EF was normal in all patients (57±3%). All strain measurements (Figure 1) were below normal range (peak systolic strain absolute values <17%), except for the radial basal strain measurement. Basal, mid-ventricular, and apical circumferential strains were -10±0.7%, -11±1.4%, -10±1.7%, respectively. Basal, mid-ventricular, and apical longitudinal strains were -14±0.9%, -14±0.9%, -16±1.3%, respectively. Basal, mid-ventricular, and apical radial strains were 19±5.6%, 15±3.8%, 15±4.5%, respectively. Global myocardial T1 and T2 values in the patients were 1267±68 ms and 53±1.3 ms, respectively, which were slightly higher than those in the volunteers (1233±156 ms and 48±1.2 ms), but the differences were not statistically significant. Table 1 shows summary of hemodynamic measurements in both patients and volunteers. Maximum flow in the ascending aorta and main pulmonary artery in the patients were smaller than those in the volunteers, while maximum flow in the descending and distal aorta and right pulmonary artery in the patients were larger than those in the volunteers. Velocity values at all measurement sites in the patients were lower than those in the volunteers. The early-to-atrial filling ratios (E/A) measured through the mitral and tricuspid valves in the patients (1.1±0.02 and 1.6±0.34) were lower than those in the volunteers (2.2±0.51 and 1.9±0.2), although differences were not statistically significant.

Discussion and Conclusions

Cardiac MRI is a valuable modality for comprehensive assessment of heart health in cancer patients. Lung cancer patients undergoing RT have borderline cardiac function and myocardial strain measurements below normal values at baseline. Myocardial T1/T2 values in the patients are slightly high and the hemodynamic measurements show different pattern than that in normal volunteers. Therefore, MRI-based baseline cardiovascular condition should be taken into consideration as a contributing factor in RT-induced cardiotoxicity and cardioprotective efforts.

Acknowledgements

Study funded by Radiation Oncology Institute (ROI)

References

1. D Hardy et al. Ann Oncol 2010;21:1825-33.

2. K Wang et al. J Clin Oncol 2017;35:1387-94.

3. RT Dess et al.

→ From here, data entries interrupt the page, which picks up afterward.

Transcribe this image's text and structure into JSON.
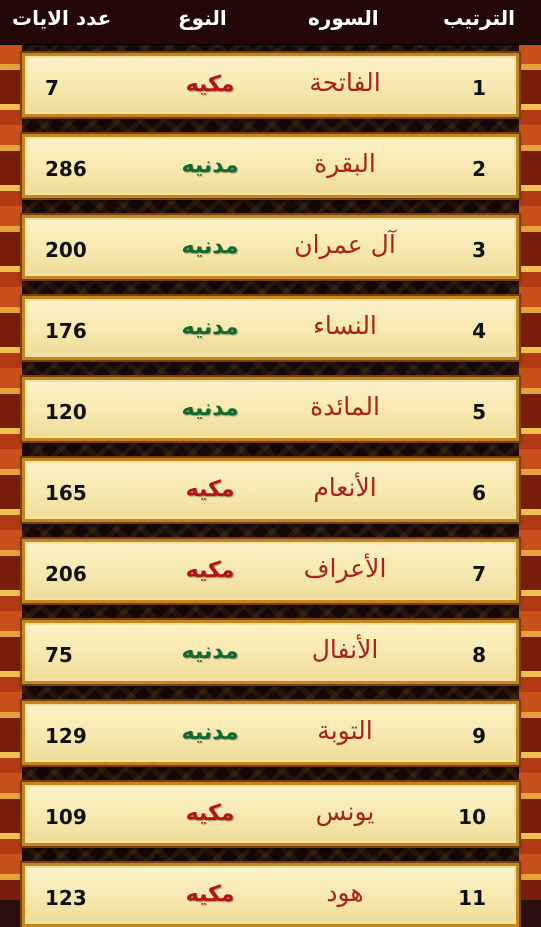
{
  "header": {
    "order_label": "الترتيب",
    "name_label": "السوره",
    "type_label": "النوع",
    "count_label": "عدد الايات"
  },
  "colors": {
    "makki": "#b3141a",
    "madani": "#126a33",
    "surah_name": "#a8231c",
    "header_bg": "#240807"
  },
  "rows": [
    {
      "order": "1",
      "name": "الفاتحة",
      "type": "مكيه",
      "kind": "makki",
      "count": "7"
    },
    {
      "order": "2",
      "name": "البقرة",
      "type": "مدنيه",
      "kind": "madani",
      "count": "286"
    },
    {
      "order": "3",
      "name": "آل عمران",
      "type": "مدنيه",
      "kind": "madani",
      "count": "200"
    },
    {
      "order": "4",
      "name": "النساء",
      "type": "مدنيه",
      "kind": "madani",
      "count": "176"
    },
    {
      "order": "5",
      "name": "المائدة",
      "type": "مدنيه",
      "kind": "madani",
      "count": "120"
    },
    {
      "order": "6",
      "name": "الأنعام",
      "type": "مكيه",
      "kind": "makki",
      "count": "165"
    },
    {
      "order": "7",
      "name": "الأعراف",
      "type": "مكيه",
      "kind": "makki",
      "count": "206"
    },
    {
      "order": "8",
      "name": "الأنفال",
      "type": "مدنيه",
      "kind": "madani",
      "count": "75"
    },
    {
      "order": "9",
      "name": "التوبة",
      "type": "مدنيه",
      "kind": "madani",
      "count": "129"
    },
    {
      "order": "10",
      "name": "يونس",
      "type": "مكيه",
      "kind": "makki",
      "count": "109"
    },
    {
      "order": "11",
      "name": "هود",
      "type": "مكيه",
      "kind": "makki",
      "count": "123"
    }
  ]
}
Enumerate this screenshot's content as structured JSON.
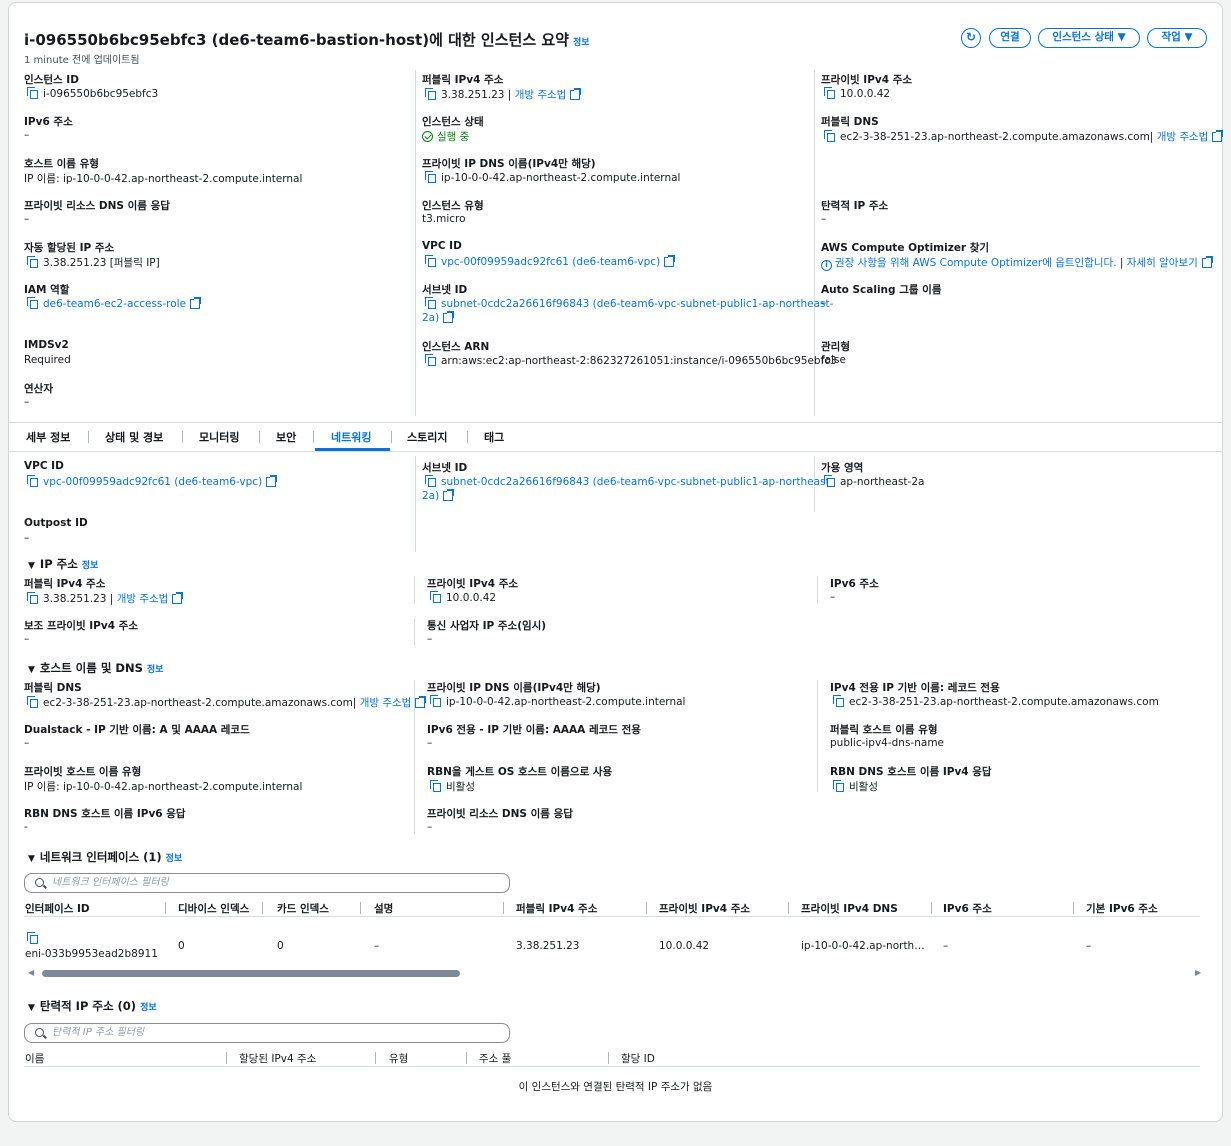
{
  "header": {
    "title": "i-096550b6bc95ebfc3 (de6-team6-bastion-host)에 대한 인스턴스 요약",
    "info": "정보",
    "updated": "1 minute 전에 업데이트됨",
    "buttons": {
      "connect": "연결",
      "instance_state": "인스턴스 상태",
      "actions": "작업"
    }
  },
  "summary": {
    "instance_id": {
      "label": "인스턴스 ID",
      "value": "i-096550b6bc95ebfc3"
    },
    "public_ipv4": {
      "label": "퍼블릭 IPv4 주소",
      "value": "3.38.251.23",
      "link": "개방 주소법"
    },
    "private_ipv4": {
      "label": "프라이빗 IPv4 주소",
      "value": "10.0.0.42"
    },
    "ipv6": {
      "label": "IPv6 주소",
      "value": "–"
    },
    "instance_state": {
      "label": "인스턴스 상태",
      "value": "실행 중"
    },
    "public_dns": {
      "label": "퍼블릭 DNS",
      "value": "ec2-3-38-251-23.ap-northeast-2.compute.amazonaws.com",
      "link": "개방 주소법"
    },
    "hostname_type": {
      "label": "호스트 이름 유형",
      "value": "IP 이름: ip-10-0-0-42.ap-northeast-2.compute.internal"
    },
    "private_ip_dns": {
      "label": "프라이빗 IP DNS 이름(IPv4만 해당)",
      "value": "ip-10-0-0-42.ap-northeast-2.compute.internal"
    },
    "private_resource_dns": {
      "label": "프라이빗 리소스 DNS 이름 응답",
      "value": "–"
    },
    "instance_type": {
      "label": "인스턴스 유형",
      "value": "t3.micro"
    },
    "elastic_ip": {
      "label": "탄력적 IP 주소",
      "value": "–"
    },
    "auto_assigned_ip": {
      "label": "자동 할당된 IP 주소",
      "value": "3.38.251.23 [퍼블릭 IP]"
    },
    "vpc_id": {
      "label": "VPC ID",
      "value": "vpc-00f09959adc92fc61 (de6-team6-vpc)"
    },
    "compute_optimizer": {
      "label": "AWS Compute Optimizer 찾기",
      "value": "권장 사항을 위해 AWS Compute Optimizer에 옵트인합니다.",
      "link": "자세히 알아보기"
    },
    "iam_role": {
      "label": "IAM 역할",
      "value": "de6-team6-ec2-access-role"
    },
    "subnet_id": {
      "label": "서브넷 ID",
      "value_line1": "subnet-0cdc2a26616f96843 (de6-team6-vpc-subnet-public1-ap-northeast-",
      "value_line2": "2a)"
    },
    "auto_scaling": {
      "label": "Auto Scaling 그룹 이름",
      "value": "–"
    },
    "imdsv2": {
      "label": "IMDSv2",
      "value": "Required"
    },
    "instance_arn": {
      "label": "인스턴스 ARN",
      "value": "arn:aws:ec2:ap-northeast-2:862327261051:instance/i-096550b6bc95ebfc3"
    },
    "managed": {
      "label": "관리형",
      "value": "false"
    },
    "operator": {
      "label": "연산자",
      "value": "–"
    }
  },
  "tabs": [
    "세부 정보",
    "상태 및 경보",
    "모니터링",
    "보안",
    "네트워킹",
    "스토리지",
    "태그"
  ],
  "networking": {
    "vpc_id": {
      "label": "VPC ID",
      "value": "vpc-00f09959adc92fc61 (de6-team6-vpc)"
    },
    "subnet_id": {
      "label": "서브넷 ID",
      "value_line1": "subnet-0cdc2a26616f96843 (de6-team6-vpc-subnet-public1-ap-northeast-",
      "value_line2": "2a)"
    },
    "az": {
      "label": "가용 영역",
      "value": "ap-northeast-2a"
    },
    "outpost": {
      "label": "Outpost ID",
      "value": "–"
    },
    "ip_section": {
      "title": "IP 주소",
      "info": "정보",
      "public_ipv4": {
        "label": "퍼블릭 IPv4 주소",
        "value": "3.38.251.23",
        "link": "개방 주소법"
      },
      "private_ipv4": {
        "label": "프라이빗 IPv4 주소",
        "value": "10.0.0.42"
      },
      "ipv6": {
        "label": "IPv6 주소",
        "value": "–"
      },
      "secondary": {
        "label": "보조 프라이빗 IPv4 주소",
        "value": "–"
      },
      "carrier": {
        "label": "통신 사업자 IP 주소(임시)",
        "value": "–"
      }
    },
    "dns_section": {
      "title": "호스트 이름 및 DNS",
      "info": "정보",
      "public_dns": {
        "label": "퍼블릭 DNS",
        "value": "ec2-3-38-251-23.ap-northeast-2.compute.amazonaws.com",
        "link": "개방 주소법"
      },
      "private_ip_dns": {
        "label": "프라이빗 IP DNS 이름(IPv4만 해당)",
        "value": "ip-10-0-0-42.ap-northeast-2.compute.internal"
      },
      "ipv4_ip_name": {
        "label": "IPv4 전용 IP 기반 이름: 레코드 전용",
        "value": "ec2-3-38-251-23.ap-northeast-2.compute.amazonaws.com"
      },
      "dualstack": {
        "label": "Dualstack - IP 기반 이름: A 및 AAAA 레코드",
        "value": "–"
      },
      "ipv6_only": {
        "label": "IPv6 전용 - IP 기반 이름: AAAA 레코드 전용",
        "value": "–"
      },
      "public_hostname_type": {
        "label": "퍼블릭 호스트 이름 유형",
        "value": "public-ipv4-dns-name"
      },
      "private_hostname_type": {
        "label": "프라이빗 호스트 이름 유형",
        "value": "IP 이름: ip-10-0-0-42.ap-northeast-2.compute.internal"
      },
      "rbn_guest": {
        "label": "RBN을 게스트 OS 호스트 이름으로 사용",
        "value": "비활성"
      },
      "rbn_ipv4": {
        "label": "RBN DNS 호스트 이름 IPv4 응답",
        "value": "비활성"
      },
      "rbn_ipv6": {
        "label": "RBN DNS 호스트 이름 IPv6 응답",
        "value": "-"
      },
      "private_resource_dns": {
        "label": "프라이빗 리소스 DNS 이름 응답",
        "value": "–"
      }
    },
    "eni_section": {
      "title": "네트워크 인터페이스 (1)",
      "info": "정보",
      "filter_placeholder": "네트워크 인터페이스 필터링",
      "columns": [
        "인터페이스 ID",
        "디바이스 인덱스",
        "카드 인덱스",
        "설명",
        "퍼블릭 IPv4 주소",
        "프라이빗 IPv4 주소",
        "프라이빗 IPv4 DNS",
        "IPv6 주소",
        "기본 IPv6 주소"
      ],
      "row": [
        "eni-033b9953ead2b8911",
        "0",
        "0",
        "–",
        "3.38.251.23",
        "10.0.0.42",
        "ip-10-0-0-42.ap-north…",
        "–",
        "–"
      ]
    },
    "eip_section": {
      "title": "탄력적 IP 주소 (0)",
      "info": "정보",
      "filter_placeholder": "탄력적 IP 주소 필터링",
      "columns": [
        "이름",
        "할당된 IPv4 주소",
        "유형",
        "주소 풀",
        "할당 ID"
      ],
      "empty": "이 인스턴스와 연결된 탄력적 IP 주소가 없음"
    }
  }
}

J Clin Oncol 2017;35:1395-402.

4. EH Ibrahim. Heart Mechanics. MRI. CRC Press 2017.

Figures

Figure 1. Circumferential, radial, and longitudinal segmental strain curves through the cardiac cycle measured from a mid-ventricular short-axis and 4-chamber tagged images in a lung cancer patient. Strain measurements in most segments are lower than normal reference values (<17%).

Table 1. Measurements (mean±SEM) of different hemodynamic parameters in patients and volunteers. Asterisks indicate statistical significance (P<0.05). AAo, ascending aorta; DAo, descending aorta; MPA, main pulmonary artery; RPA, right pulmonary artery.